Day Three: A Whole Lotta History
Today will be quite a bit of walking, so make sure to fuel up with a good breakfast and a strong coffee. I recommend Cafe on the Mound, as it’s well loved by locals and it’s in close proximity to where we’ll start the day. Once you’ve finished your meal, head down to St. Giles Cathedral (pictured below). Known for it’s intricately designed crown spire, it’s also the original church for the city of Edinburgh. It’s free to explore the chapel and look at the lovely stained glass, and if you happen to be in Edinburgh in the summer, there are £6 per person rooftop tours. Normally I’m of a mind to avoid overly-touristy areas, but there’s one that I’ll make an exception for in Edinburgh only because it’s so well done. Just beyond St. Giles Cathedral is the unassuming entrance to “The Real Mary King’s Close.” It’s definitely a bit kitschy, but having been thoroughly researched and preserved and having fantastic actors definitely makes this a worthy stop along your Edinburgh journey. A guide actor will take you on an informative and interactive tour of the very well preserved former streets of Edinburgh. This will transport you back to 17th century Edinburgh and you’ll probably learn a bit more of Edinburgh’s history than you ever know you wanted to. I’d recommend booking your tickets in advance as they fill up quickly in the high travel seasons.

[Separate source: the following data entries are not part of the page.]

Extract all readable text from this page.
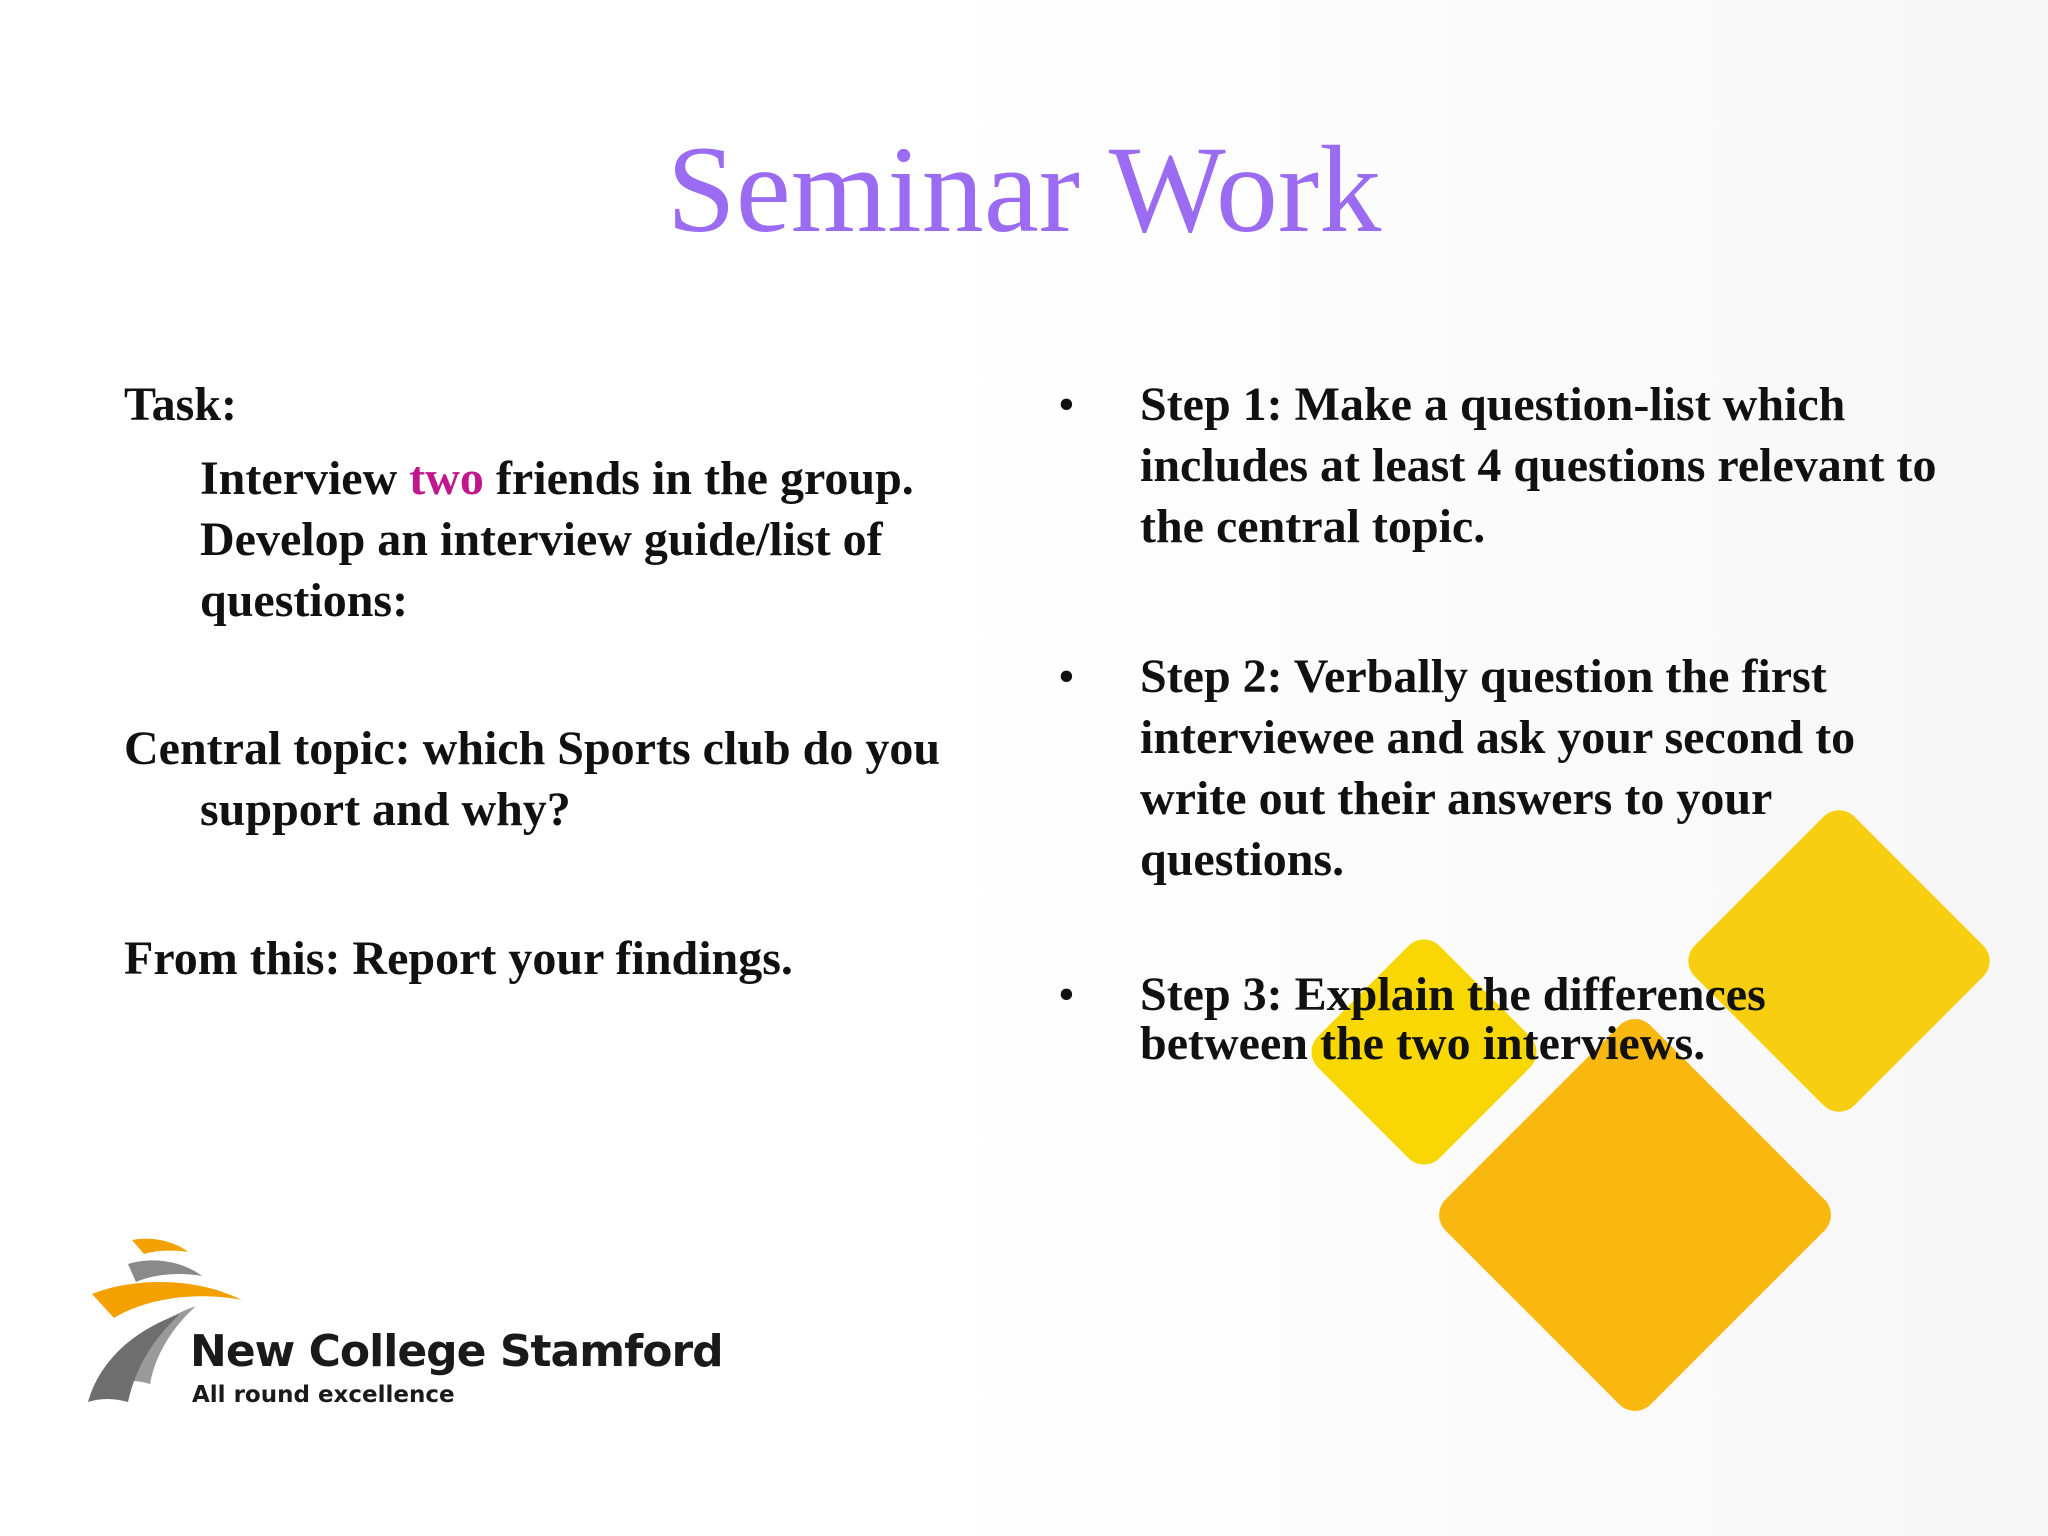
Seminar Work
Task:
Interview two friends in the group. Develop an interview guide/list of questions:
Central topic: which Sports club do you support and why?
From this: Report your findings.
•	Step 1: Make a question-list which includes at least 4 questions relevant to the central topic.
•	Step 2: Verbally question the first interviewee and ask your second to write out their answers to your questions.
•	Step 3: Explain the differences between the two interviews.
New College Stamford
All round excellence
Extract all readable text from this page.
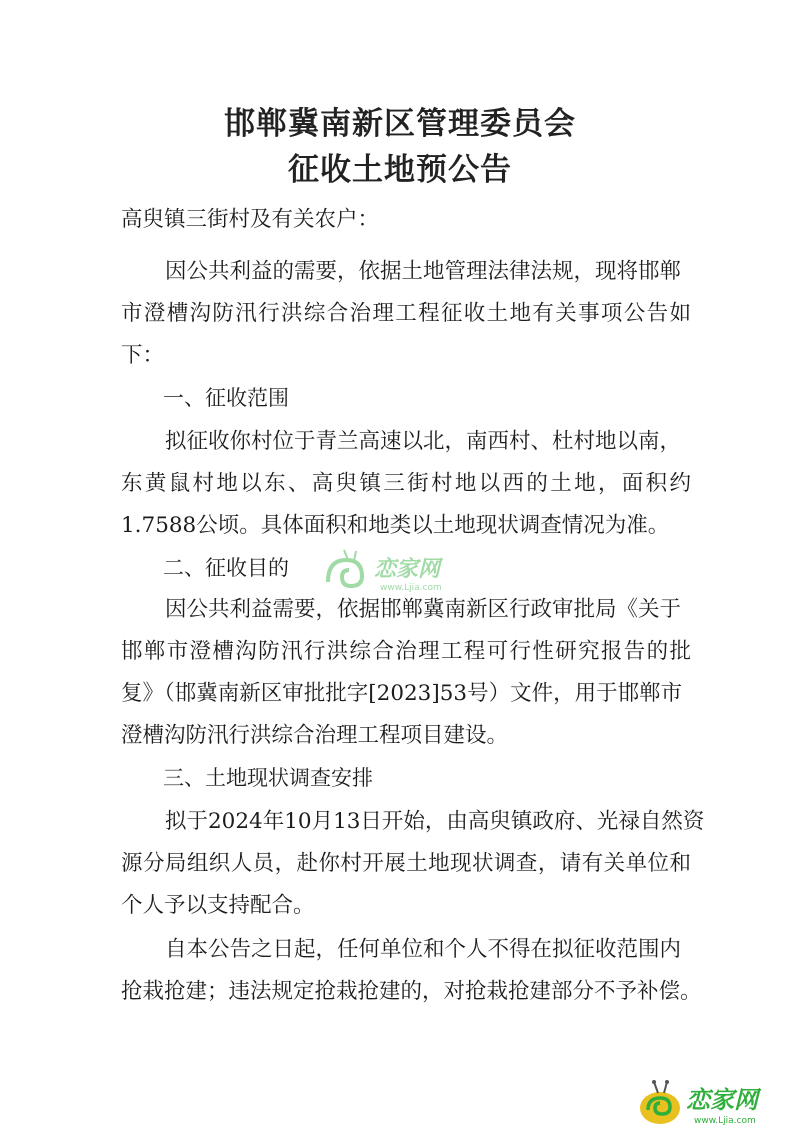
邯郸冀南新区管理委员会
征收土地预公告
高臾镇三街村及有关农户：
因公共利益的需要，依据土地管理法律法规，现将邯郸
市澄槽沟防汛行洪综合治理工程征收土地有关事项公告如
下：
一、征收范围
拟征收你村位于青兰高速以北，南西村、杜村地以南，
东黄鼠村地以东、高臾镇三街村地以西的土地，面积约
1.7588公顷。具体面积和地类以土地现状调查情况为准。
二、征收目的
因公共利益需要，依据邯郸冀南新区行政审批局《关于
邯郸市澄槽沟防汛行洪综合治理工程可行性研究报告的批
复》（邯冀南新区审批批字[2023]53号）文件，用于邯郸市
澄槽沟防汛行洪综合治理工程项目建设。
三、土地现状调查安排
拟于2024年10月13日开始，由高臾镇政府、光禄自然资
源分局组织人员，赴你村开展土地现状调查，请有关单位和
个人予以支持配合。
自本公告之日起，任何单位和个人不得在拟征收范围内
抢栽抢建；违法规定抢栽抢建的，对抢栽抢建部分不予补偿。
恋家网
www.Ljia.com
恋家网
www.Ljia.com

For lunch I’d recommend popping into one of the many cafes and sandwich shops along High Street. If you’re really craving something simple/familiar, there’s a Pret round the corner on North Bridge. Once you’ve had your fill, head across North Bridge and hook a right on Princes Street/A1. Stay on the north side of the street until you get to a set of steps on your left. I will warn you now that this last sight is a bit of an uphill hike and is not for the faint of heart. If you follow the steps, they lead up a steep path that winds its way around until you reach the National Monument of Scotland. Wander about the top of Calton Hill and enjoy the beautiful views of the city, but make sure you stop at the Nelson Monument and the Dugald Stewart Monument to get picture perfect shots.

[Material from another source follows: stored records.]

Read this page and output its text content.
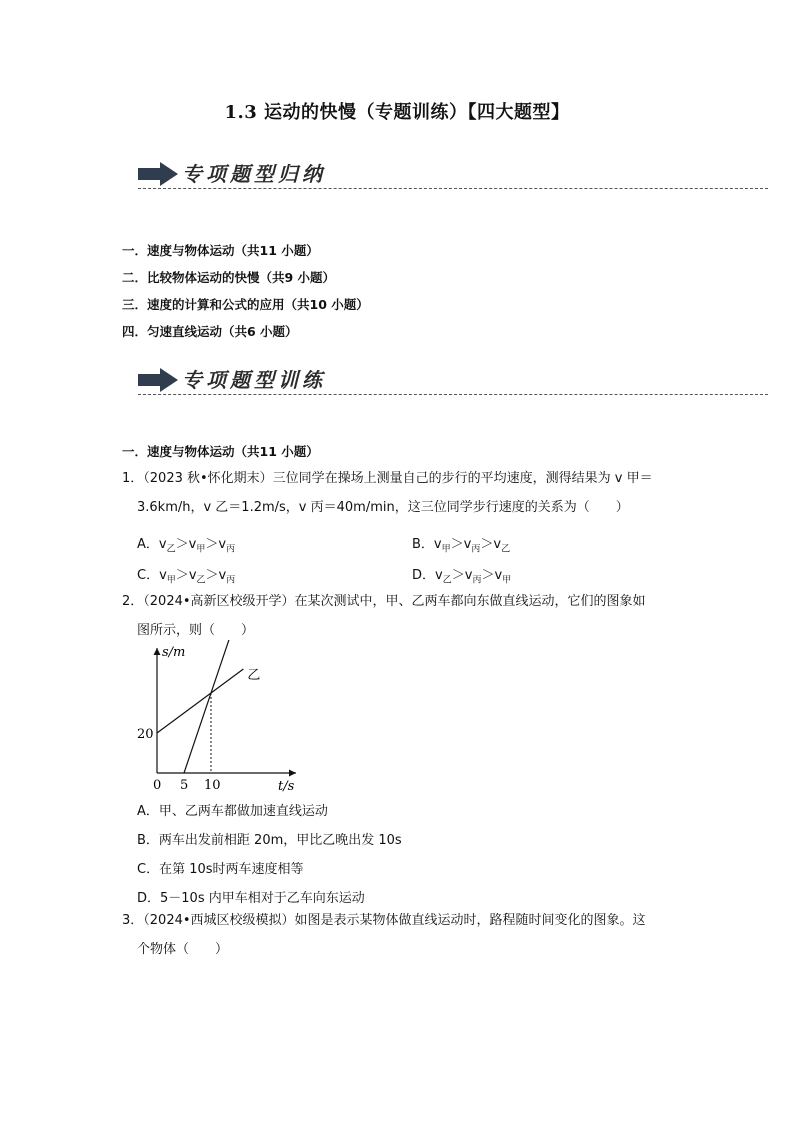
1.3 运动的快慢（专题训练）【四大题型】
专项题型归纳
一．速度与物体运动（共11 小题）
二．比较物体运动的快慢（共9 小题）
三．速度的计算和公式的应用（共10 小题）
四．匀速直线运动（共6 小题）
专项题型训练
一．速度与物体运动（共11 小题）
1．（2023 秋•怀化期末）三位同学在操场上测量自己的步行的平均速度，测得结果为 v 甲＝
3.6km/h，v 乙＝1.2m/s，v 丙＝40m/min，这三位同学步行速度的关系为（　　）
A．$v_乙>v_甲>v_丙$	B．$v_甲>v_丙>v_乙$
C．$v_甲>v_乙>v_丙$	D．$v_乙>v_丙>v_甲$
2．（2024•高新区校级开学）在某次测试中，甲、乙两车都向东做直线运动，它们的图象如
图所示，则（　　）
s/m
t/s
乙
0 5 10
20
A．甲、乙两车都做加速直线运动
B．两车出发前相距 20m，甲比乙晚出发 10s
C．在第 10s时两车速度相等
D．5－10s 内甲车相对于乙车向东运动
3．（2024•西城区校级模拟）如图是表示某物体做直线运动时，路程随时间变化的图象。这
个物体（　　）
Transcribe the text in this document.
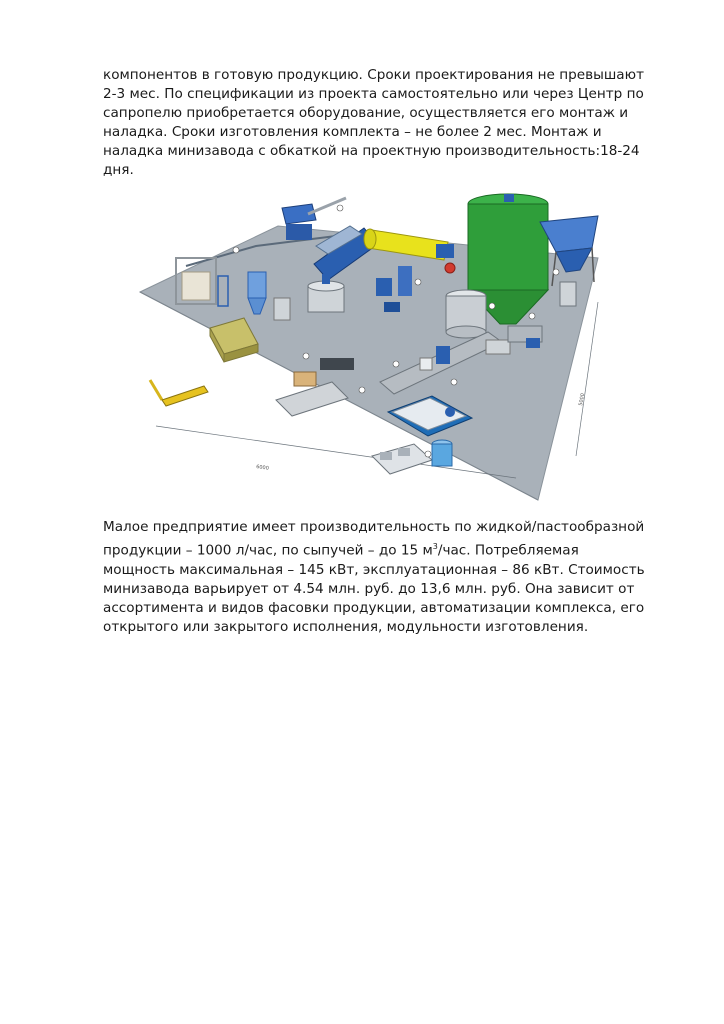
компонентов в готовую продукцию. Сроки проектирования не превышают
2-3 мес. По спецификации из проекта самостоятельно или через Центр по
сапропелю приобретается оборудование, осуществляется его монтаж и
наладка. Сроки изготовления комплекта – не более 2 мес. Монтаж и
наладка минизавода с обкаткой на проектную производительность:18-24
дня.

6000
5000

Малое предприятие имеет производительность по жидкой/пастообразной
продукции – 1000 л/час, по сыпучей – до 15 $м^3$/час. Потребляемая
мощность максимальная – 145 кВт, эксплуатационная – 86 кВт. Стоимость
минизавода варьирует от 4.54 млн. руб. до 13,6 млн. руб. Она зависит от
ассортимента и видов фасовки продукции, автоматизации комплекса, его
открытого или закрытого исполнения, модульности изготовления.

Once you’ve had a thorough look over of the views at Calton Hill, treat yourself to a delicious dinner. If you’re still keen on having sweeping city views, you can’t go wrong with Tower Restaurant, but if you’re planning to catch a show in the evening, you really must check out Zucca (they do fabulous Italian fare and have a special pre-theatre menu).
This ends my best advice for spending three days in lowland capital. If I missed something absolutely essential, feel free to send me a note. I’m always open to including new recommendations.